Everything about HECTA
HECTA is the vehicle to engage retail investors in the long game of investment thus benefit every participants within Hectagon ecosystem.
Investment is hard, play the long game is hard, especially when all the odd of the market is against the retail investors. So, we design HECTA to make this game easier by respecting the need of parting away while keeping the door open, so you can come back when the rainy day is over.
After the system is initiated, Policy team will sell HECTA with discount and vesting term to build Treasury. The discount is usually 5-10% compared to market price. Price can be much cheaper if the commitment required for buying is high. For example: a HECTA with 6-months vesting term should be cheaper than a 1-week one; a HECTA for sale issued when the market is down should favor buyers more than when the market is up.
To buy HECTA with discount and vesting terms, investors have to send "quote token" to Hectagon Treasury. There are 2 main types of quote token:
These 2 quote tokens serving 2 unique purposes. The LP Token is used to build the Liquidity Pool to facilitate the liquidation rights of HECTA owner. Owning LP Tokens also bring a steady revenue stream to Hectagon Protocol. The stable token can be used for investment.
However, it might be too complex for retail investors to create a LP token so we develop a solution that user can buy HECTA using virtually any BEP 20 (ERC20) tokens. The current UI support a dozen of popular tokens, such as: BUSD, WBNB, etc. In the future, we would let user paste the address of the token they want to pay for HECTA.
Another thing to keep in mind that HECTA price offer in the website is constantly changing. There is an algorithm behind its pricing mechanism to favor a steady stream of revenue instead of unsustainable spike. This algorithm also prevent the whale from take advantage of the protocol by (1) only a small amount of HECTA can be bought once at a time (2) if too much HECTA is bought within a short time then the price will spike. The configuration of the algorithm is depended on the Policy team whose objective is a 6-12 month revenue target.
After user bought, some HECTA will be minted to:
- Pay the buyer when vesting term is over.
- Supplement the Investment Fund and build the Community Reward Pool.

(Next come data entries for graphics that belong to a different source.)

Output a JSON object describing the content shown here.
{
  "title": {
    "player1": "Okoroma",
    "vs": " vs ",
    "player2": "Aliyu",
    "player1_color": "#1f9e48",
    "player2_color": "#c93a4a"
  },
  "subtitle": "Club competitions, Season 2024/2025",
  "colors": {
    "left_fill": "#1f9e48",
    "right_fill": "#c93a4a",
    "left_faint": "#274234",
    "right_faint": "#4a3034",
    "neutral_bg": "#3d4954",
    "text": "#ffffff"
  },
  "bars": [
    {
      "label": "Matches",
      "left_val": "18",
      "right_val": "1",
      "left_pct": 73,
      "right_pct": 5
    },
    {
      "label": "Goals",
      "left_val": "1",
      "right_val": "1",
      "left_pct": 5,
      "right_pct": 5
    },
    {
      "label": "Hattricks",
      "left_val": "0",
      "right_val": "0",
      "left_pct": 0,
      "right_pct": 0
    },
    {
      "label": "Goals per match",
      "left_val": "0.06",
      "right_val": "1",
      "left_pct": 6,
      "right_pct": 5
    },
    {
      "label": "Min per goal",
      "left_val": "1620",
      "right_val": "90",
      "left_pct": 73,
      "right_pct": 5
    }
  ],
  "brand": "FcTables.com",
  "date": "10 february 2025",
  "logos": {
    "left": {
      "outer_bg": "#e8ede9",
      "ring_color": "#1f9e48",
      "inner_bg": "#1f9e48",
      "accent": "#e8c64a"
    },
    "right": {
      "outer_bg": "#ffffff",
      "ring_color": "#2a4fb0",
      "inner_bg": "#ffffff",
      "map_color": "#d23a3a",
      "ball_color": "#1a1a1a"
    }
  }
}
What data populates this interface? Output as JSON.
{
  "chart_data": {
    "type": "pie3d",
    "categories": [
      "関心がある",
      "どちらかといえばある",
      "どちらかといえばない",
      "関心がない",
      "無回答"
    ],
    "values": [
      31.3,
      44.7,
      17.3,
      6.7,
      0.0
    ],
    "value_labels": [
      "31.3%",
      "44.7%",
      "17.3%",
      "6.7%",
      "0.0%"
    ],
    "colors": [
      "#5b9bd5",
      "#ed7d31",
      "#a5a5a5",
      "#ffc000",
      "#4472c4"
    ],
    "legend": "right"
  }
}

Hectagon Treasury works through a series of events:
- Stake Event happens whenever a user stake their HECTA to receive gHECTA.

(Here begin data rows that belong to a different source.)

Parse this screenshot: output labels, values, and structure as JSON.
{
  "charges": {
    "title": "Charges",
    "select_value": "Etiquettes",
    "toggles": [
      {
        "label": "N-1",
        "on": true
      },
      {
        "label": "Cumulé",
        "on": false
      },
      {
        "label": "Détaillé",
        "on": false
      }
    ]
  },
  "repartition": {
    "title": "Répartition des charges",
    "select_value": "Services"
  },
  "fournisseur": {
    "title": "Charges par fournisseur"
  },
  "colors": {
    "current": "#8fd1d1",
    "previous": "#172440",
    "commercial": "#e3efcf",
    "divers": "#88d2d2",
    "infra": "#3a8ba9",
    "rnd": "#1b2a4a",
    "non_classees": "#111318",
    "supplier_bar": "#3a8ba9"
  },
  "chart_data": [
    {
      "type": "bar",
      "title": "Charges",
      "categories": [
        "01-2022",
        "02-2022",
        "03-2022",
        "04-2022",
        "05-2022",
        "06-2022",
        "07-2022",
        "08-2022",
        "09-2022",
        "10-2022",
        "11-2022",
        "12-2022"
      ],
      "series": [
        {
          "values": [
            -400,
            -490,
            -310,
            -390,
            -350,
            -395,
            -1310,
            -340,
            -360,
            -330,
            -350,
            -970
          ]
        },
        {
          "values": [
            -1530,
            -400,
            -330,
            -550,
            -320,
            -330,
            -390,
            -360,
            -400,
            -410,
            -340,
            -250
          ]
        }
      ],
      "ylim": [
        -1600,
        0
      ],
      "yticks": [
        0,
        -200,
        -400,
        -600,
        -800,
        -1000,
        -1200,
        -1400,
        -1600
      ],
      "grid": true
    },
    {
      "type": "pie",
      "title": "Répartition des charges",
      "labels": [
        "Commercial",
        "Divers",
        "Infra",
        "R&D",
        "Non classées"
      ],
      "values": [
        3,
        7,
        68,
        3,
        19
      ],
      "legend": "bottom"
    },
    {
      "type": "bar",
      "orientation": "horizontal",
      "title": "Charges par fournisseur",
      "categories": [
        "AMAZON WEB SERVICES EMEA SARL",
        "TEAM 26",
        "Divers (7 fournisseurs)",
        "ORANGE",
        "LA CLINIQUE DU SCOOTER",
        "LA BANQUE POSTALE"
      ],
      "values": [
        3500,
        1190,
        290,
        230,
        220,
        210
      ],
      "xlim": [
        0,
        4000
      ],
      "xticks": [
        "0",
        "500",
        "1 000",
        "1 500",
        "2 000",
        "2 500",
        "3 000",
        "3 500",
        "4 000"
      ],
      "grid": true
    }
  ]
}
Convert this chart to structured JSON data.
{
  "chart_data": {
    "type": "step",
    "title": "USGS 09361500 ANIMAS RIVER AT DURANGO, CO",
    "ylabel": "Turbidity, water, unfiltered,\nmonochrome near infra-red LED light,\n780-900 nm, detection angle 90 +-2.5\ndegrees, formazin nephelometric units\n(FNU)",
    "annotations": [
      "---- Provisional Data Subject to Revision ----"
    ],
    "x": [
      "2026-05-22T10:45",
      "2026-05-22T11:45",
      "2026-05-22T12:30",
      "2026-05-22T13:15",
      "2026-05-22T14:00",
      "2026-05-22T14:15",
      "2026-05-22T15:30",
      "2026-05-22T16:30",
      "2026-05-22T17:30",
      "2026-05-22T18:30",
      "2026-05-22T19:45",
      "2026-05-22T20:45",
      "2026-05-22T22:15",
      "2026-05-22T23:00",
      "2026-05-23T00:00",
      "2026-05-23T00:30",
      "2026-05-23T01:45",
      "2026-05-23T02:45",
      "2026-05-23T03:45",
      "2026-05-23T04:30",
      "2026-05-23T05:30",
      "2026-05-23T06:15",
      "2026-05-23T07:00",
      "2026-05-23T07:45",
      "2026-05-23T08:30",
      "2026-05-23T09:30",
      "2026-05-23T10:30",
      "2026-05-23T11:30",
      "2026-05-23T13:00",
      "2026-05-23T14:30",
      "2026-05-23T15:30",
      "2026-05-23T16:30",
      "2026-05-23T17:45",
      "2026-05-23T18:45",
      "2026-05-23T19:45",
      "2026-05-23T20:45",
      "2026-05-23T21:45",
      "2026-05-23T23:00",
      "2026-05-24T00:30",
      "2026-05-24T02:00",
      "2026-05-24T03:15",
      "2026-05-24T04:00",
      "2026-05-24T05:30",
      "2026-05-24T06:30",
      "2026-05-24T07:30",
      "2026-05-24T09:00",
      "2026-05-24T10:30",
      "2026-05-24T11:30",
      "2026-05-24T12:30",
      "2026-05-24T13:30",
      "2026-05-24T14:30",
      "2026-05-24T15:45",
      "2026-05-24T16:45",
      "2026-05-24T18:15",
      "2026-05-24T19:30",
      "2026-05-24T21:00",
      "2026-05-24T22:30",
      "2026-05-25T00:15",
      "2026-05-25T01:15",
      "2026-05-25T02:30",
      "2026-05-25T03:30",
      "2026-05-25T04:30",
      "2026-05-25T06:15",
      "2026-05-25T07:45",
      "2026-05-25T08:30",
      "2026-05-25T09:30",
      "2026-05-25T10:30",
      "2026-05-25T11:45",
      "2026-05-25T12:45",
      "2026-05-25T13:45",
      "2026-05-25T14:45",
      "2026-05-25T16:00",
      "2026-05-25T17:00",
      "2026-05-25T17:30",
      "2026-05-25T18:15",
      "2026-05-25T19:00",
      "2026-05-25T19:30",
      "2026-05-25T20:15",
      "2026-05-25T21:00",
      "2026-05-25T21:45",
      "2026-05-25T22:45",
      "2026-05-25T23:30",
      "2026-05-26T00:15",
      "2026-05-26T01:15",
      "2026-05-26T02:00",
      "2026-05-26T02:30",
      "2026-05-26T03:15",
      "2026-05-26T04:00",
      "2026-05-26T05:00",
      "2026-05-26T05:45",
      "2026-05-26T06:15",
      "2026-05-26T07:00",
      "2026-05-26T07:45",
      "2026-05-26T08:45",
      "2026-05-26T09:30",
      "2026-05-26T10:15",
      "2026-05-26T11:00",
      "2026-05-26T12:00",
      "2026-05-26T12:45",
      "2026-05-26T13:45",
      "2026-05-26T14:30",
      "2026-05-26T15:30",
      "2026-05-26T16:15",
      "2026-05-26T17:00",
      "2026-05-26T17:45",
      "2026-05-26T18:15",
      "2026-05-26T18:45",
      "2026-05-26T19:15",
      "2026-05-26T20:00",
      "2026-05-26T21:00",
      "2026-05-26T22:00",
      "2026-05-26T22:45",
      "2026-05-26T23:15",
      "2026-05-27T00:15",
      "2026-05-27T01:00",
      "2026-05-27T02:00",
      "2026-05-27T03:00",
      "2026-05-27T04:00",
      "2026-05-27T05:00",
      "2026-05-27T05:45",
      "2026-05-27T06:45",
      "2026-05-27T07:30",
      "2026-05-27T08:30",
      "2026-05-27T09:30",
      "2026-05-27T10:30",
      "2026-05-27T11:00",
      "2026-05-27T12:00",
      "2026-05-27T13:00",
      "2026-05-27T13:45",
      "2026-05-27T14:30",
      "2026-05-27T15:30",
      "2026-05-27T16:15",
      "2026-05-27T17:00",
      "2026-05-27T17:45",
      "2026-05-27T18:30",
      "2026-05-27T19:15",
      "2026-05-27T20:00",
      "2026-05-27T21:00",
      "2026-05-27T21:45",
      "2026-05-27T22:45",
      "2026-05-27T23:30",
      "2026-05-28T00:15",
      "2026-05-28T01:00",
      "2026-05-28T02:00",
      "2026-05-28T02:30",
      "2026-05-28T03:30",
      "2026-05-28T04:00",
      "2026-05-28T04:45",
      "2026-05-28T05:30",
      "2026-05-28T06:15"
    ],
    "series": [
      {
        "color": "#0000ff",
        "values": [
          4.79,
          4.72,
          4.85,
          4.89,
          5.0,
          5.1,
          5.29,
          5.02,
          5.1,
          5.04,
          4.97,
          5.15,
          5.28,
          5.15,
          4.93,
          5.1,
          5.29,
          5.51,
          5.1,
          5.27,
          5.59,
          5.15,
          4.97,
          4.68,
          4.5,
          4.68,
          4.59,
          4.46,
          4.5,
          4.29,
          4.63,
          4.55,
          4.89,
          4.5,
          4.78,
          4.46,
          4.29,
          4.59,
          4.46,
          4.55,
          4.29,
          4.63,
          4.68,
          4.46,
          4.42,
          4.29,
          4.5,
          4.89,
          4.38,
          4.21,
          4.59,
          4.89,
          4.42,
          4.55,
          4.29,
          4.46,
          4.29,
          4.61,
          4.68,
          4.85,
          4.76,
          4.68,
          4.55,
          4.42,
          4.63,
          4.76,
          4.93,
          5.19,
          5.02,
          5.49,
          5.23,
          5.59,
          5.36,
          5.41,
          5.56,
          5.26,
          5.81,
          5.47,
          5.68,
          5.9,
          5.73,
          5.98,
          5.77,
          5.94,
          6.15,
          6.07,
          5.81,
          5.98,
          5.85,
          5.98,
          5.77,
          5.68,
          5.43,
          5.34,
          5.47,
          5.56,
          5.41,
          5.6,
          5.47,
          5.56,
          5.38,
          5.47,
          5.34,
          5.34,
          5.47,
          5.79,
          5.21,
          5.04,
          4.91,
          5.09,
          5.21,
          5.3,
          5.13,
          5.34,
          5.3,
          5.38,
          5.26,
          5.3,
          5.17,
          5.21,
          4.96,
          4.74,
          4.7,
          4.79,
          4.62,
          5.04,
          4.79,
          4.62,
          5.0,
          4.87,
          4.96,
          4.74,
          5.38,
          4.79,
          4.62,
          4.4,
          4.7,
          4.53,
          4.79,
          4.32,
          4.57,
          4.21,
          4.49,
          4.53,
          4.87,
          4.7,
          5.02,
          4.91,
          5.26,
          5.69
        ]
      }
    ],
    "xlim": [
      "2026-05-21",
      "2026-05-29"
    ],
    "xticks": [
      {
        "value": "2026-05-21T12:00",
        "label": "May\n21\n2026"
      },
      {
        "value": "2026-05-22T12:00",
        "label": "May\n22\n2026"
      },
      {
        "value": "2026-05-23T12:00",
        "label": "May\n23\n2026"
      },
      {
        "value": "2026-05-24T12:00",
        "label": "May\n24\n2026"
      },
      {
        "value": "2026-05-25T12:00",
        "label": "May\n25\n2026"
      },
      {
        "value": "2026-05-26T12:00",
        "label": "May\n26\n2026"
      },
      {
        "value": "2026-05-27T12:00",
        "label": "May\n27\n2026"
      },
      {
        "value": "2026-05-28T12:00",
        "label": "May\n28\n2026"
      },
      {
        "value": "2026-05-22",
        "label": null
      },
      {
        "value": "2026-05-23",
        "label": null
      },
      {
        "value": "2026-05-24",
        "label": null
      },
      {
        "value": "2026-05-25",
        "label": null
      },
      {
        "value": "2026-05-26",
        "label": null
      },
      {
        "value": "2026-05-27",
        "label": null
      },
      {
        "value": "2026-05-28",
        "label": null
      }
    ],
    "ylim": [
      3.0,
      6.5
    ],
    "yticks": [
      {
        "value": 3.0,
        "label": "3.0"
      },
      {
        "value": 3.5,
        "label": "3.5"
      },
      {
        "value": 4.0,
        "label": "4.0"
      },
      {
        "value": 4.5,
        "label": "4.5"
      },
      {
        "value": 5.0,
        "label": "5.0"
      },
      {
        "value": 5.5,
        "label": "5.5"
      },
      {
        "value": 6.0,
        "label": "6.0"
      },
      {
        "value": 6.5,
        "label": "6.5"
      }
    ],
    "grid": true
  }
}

- Reward Event happens every epoch (approximately 8 hour). In this event, extra HECTA is minted to distribute to all gHECTA owner by increasing an "Index" number.
- Unstake Event happens whenever a user burn their gHECTA for HECTA.
In Stake Event, user lock his HECTA to receive gHECTA and become a staker. You can think of gHECTA as a saving account. Your number of gHECTA stay the same but the rate (Index) to convert from gHECTA to HECTA increases.
No of HECTA = No of gHECTA * Index
In Reward Event which happens every epoch, the system will reward stakers a number of HECTA accordingly to the total supply of $HECTA. The reward rate will be high at the beginning of every 12 months and reduce gradually to zero. The reward rate will be announced by the Policy team on all Hectagon DAO's channels (Medium, Forum, Discord). Not everyone is going to stake their HECTA so for every staked HECTA, stakers will take extra benefit for every unstaked HECTA. To reflect the above mechanism, the algorithm will adjust the increase of Index number.
Long story short, being early HECTA holder and stake HECTA for a long time equal to a very high APY
In Unstake Event, user "burn" their gHECTA for HECTA. This action will reduce the number of staked HECTA hence favor the remaining stakers in the next Reward Event.
gHECTA represents a part of the Treasury. This statement lead to 2 consequences:
The total value of Hectagon Treasury consists of Investment Fund and all Hectagon Investment would represent the total value of all existing HECTA, similar to the way the Book Value represent value of a company.
HECTA owner can stake HECTA to get gHECTA. gHECTA owner can burn gHECTA to mint NFTs and extract a portion of the Treasury.
This is the mechanism provide some protection to HECTA price against the downside market.
If the HECTA market value (trading on exchanges) is higher than backed value hence holding HECTA is more beneficial than selling. However, if the HECTA market value is smaller than backed value so there would be 2 scenarios that would bring the price back:
- Some parties in the market will realize that HECTA is trading under the book value and they want to buy HECTA to earn this premium. Their actions will make HECTA price going up.
- Or, some sophisticated HECTA owner would want to stake thus getting gHECTA. After that, they can burn their gHECTA to receive the project token. Burning gHECTA with premium increase the scarcity of HECTA hence make HECTA price going up.
HECTA price is up to the market and there is no single one has the authority to decide its price. So, for the designers of the protocol - price is not our main concern. Our main concern is promoting value creation activities, such as: increasing the value of Hectagon's Treasury through perfecting the investment pipeline; encouraging HECTA owner to contribute value to projects; building on-chain social profile for every contributors thus expanding the use-cases of Crypto in the real world.